Actually, just one other thing: I thought about putting all servers and clients into 1 VLAN and decided it would add up to so many hosts (20 + 180) that you wouldn't be leaving much room for future growth.

It's up to you, but there's nothing worse than filling up a subnet and then having to plan a redesign after you've already gone to all the effort of configuring a new network.

 

[burtsbees]

Plus you really don't want more than 254 hosts in one subnet.

/

tim@tim-laptop ~ $ sudo apt-get install windows
Reading package lists... Done
Building dependency tree
Reading state information... Done
E: Couldn't find package windows...Thank Goodness!

 

[k3lvin]

Hey guys thanks for all the help really appreciating it! (Sorry for the slow replies I'm pretty busy at the moment)

I now understand the concept of VLAN's but I need to understand the topology to fully understand this. Is the topology that I have attached correct?

http://i152.photobucket.com/albums/s190/kelvindavisuk/ScreenShot1309-Apr-101613.jpg

 

[VinceWhirlwind]

Looks good, apart from the typo in the bottom right-hand corner.

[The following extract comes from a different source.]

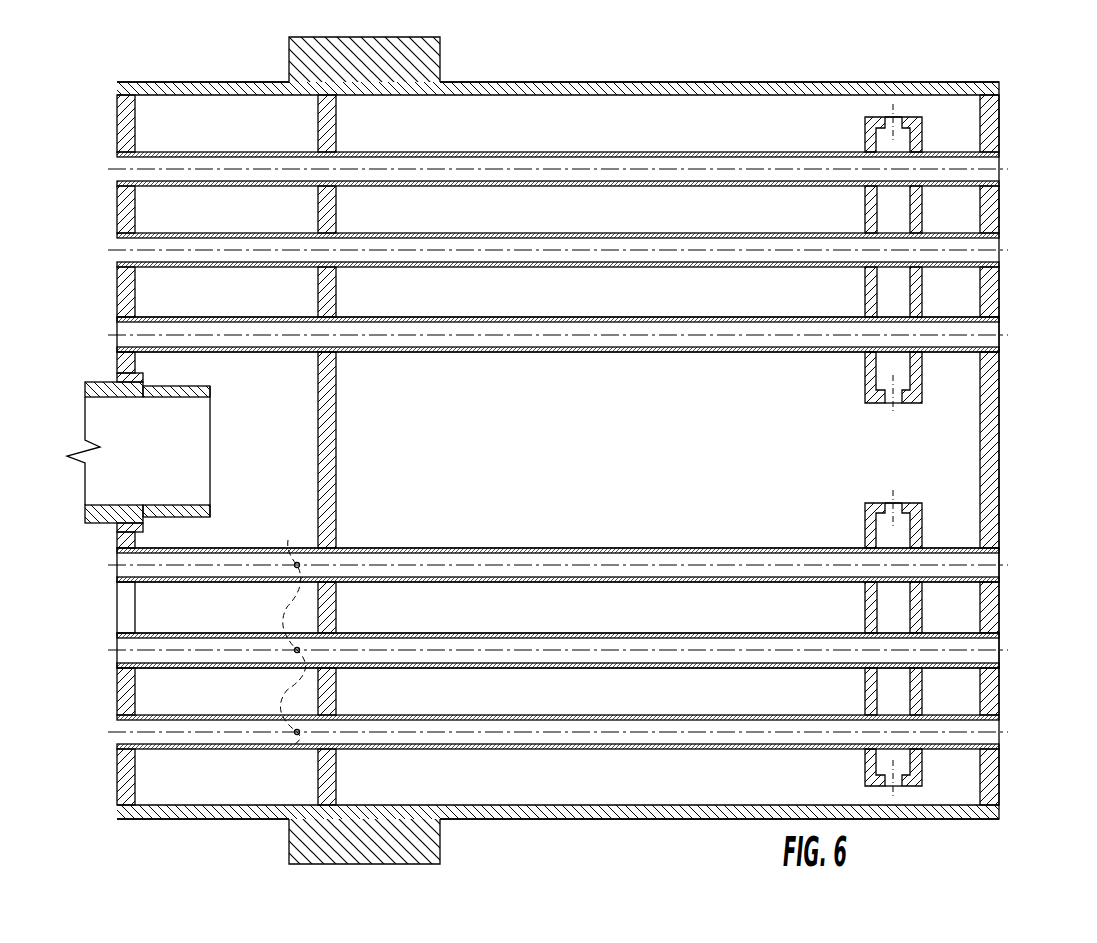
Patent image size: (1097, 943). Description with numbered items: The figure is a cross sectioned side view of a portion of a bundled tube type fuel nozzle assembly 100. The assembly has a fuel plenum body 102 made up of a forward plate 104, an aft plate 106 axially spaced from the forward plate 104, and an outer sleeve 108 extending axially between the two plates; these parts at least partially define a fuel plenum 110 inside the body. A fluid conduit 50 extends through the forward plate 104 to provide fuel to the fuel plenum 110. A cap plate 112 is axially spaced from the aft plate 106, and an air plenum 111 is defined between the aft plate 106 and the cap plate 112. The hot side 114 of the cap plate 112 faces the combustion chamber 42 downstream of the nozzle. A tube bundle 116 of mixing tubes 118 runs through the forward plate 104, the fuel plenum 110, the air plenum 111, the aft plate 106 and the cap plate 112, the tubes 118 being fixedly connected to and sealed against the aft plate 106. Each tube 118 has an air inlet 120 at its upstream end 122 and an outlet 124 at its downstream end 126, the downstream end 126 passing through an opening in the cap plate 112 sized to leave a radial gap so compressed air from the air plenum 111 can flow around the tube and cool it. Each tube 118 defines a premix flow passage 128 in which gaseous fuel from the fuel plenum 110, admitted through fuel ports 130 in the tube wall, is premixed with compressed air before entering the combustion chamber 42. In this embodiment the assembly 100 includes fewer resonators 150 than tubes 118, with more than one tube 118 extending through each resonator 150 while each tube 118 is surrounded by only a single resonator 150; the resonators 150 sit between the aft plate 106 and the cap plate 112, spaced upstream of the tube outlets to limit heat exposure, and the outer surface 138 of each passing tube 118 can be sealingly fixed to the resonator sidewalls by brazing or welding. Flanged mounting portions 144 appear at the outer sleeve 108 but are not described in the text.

Also, you will need to re-think your VLAN numbering as VLAN0 isn't valid as far as I know.

Don't forget your router will need routes for 192.168.0,1,2 pointing at your L3 switch, and the L3 switch will need a default route pointing to the router.

Your VLAN2 will presumably need an IP helper address pointing at your DHCP server which is presumably not on VLAN2.

 

[k3lvin]

Ok yes sorry about the typo! I have another obvious question but still need to ask it. I assume the IP address's of the switches will be native to their VLANs address?

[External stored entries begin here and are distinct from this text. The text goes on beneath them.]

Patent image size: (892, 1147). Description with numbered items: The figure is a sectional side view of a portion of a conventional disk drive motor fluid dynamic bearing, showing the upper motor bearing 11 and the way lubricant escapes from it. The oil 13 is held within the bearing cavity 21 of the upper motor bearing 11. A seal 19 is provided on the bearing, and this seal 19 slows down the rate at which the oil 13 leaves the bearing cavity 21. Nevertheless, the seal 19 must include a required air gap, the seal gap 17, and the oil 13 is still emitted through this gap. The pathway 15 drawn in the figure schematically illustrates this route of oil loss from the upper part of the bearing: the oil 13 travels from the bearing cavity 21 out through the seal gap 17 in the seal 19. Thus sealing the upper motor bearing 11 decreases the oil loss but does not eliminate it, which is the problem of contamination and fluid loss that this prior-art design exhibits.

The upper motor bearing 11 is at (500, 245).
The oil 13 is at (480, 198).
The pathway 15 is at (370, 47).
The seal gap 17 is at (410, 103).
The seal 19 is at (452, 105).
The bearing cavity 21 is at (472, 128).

For example all the phones will need to be given an IP address on the 192.168.2.x/24 range by a DHCP server. So the switch they plug directly into needs to be on the 192.168.2.x/24 address (VLAN2) range too. (So that the DHCP server will allocate IP addresses to the phones on this rage.)

 

[burtsbees]

No, not necessarily---routes just need to be made in the routers for them to get there. However, it would make the most sense, so yes, from a common-sense point of view.

/

tim@tim-laptop ~ $ sudo apt-get install windows
Reading package lists... Done
Building dependency tree
Reading state information... Done
E: Couldn't find package windows...Thank Goodness!

 

[VinceWhirlwind]

Generally, people would rather manage just one DHCP server on the entire network, not have one DHCP server per VLAN. This means the DHCP broadcasts have to be forwarded by the L3 switch or router from the VLAN without a DHCP server on it to the VLAN with a DHCP server on it.
Generally it is best to forward the DHCP request to the server rather than forward it as a broadcast.

Also, the switch IP address is completely irrelevant to the functioning of your network - that address is used for managing the switch, nothing else.

 

[burtsbees]

Example---native vlan=231
ip address of switch=192.168.231.x

/

tim@tim-laptop ~ $ sudo apt-get install windows
Reading package lists... Done
Building dependency tree
Reading state information... Done
E: Couldn't find package windows...Thank Goodness!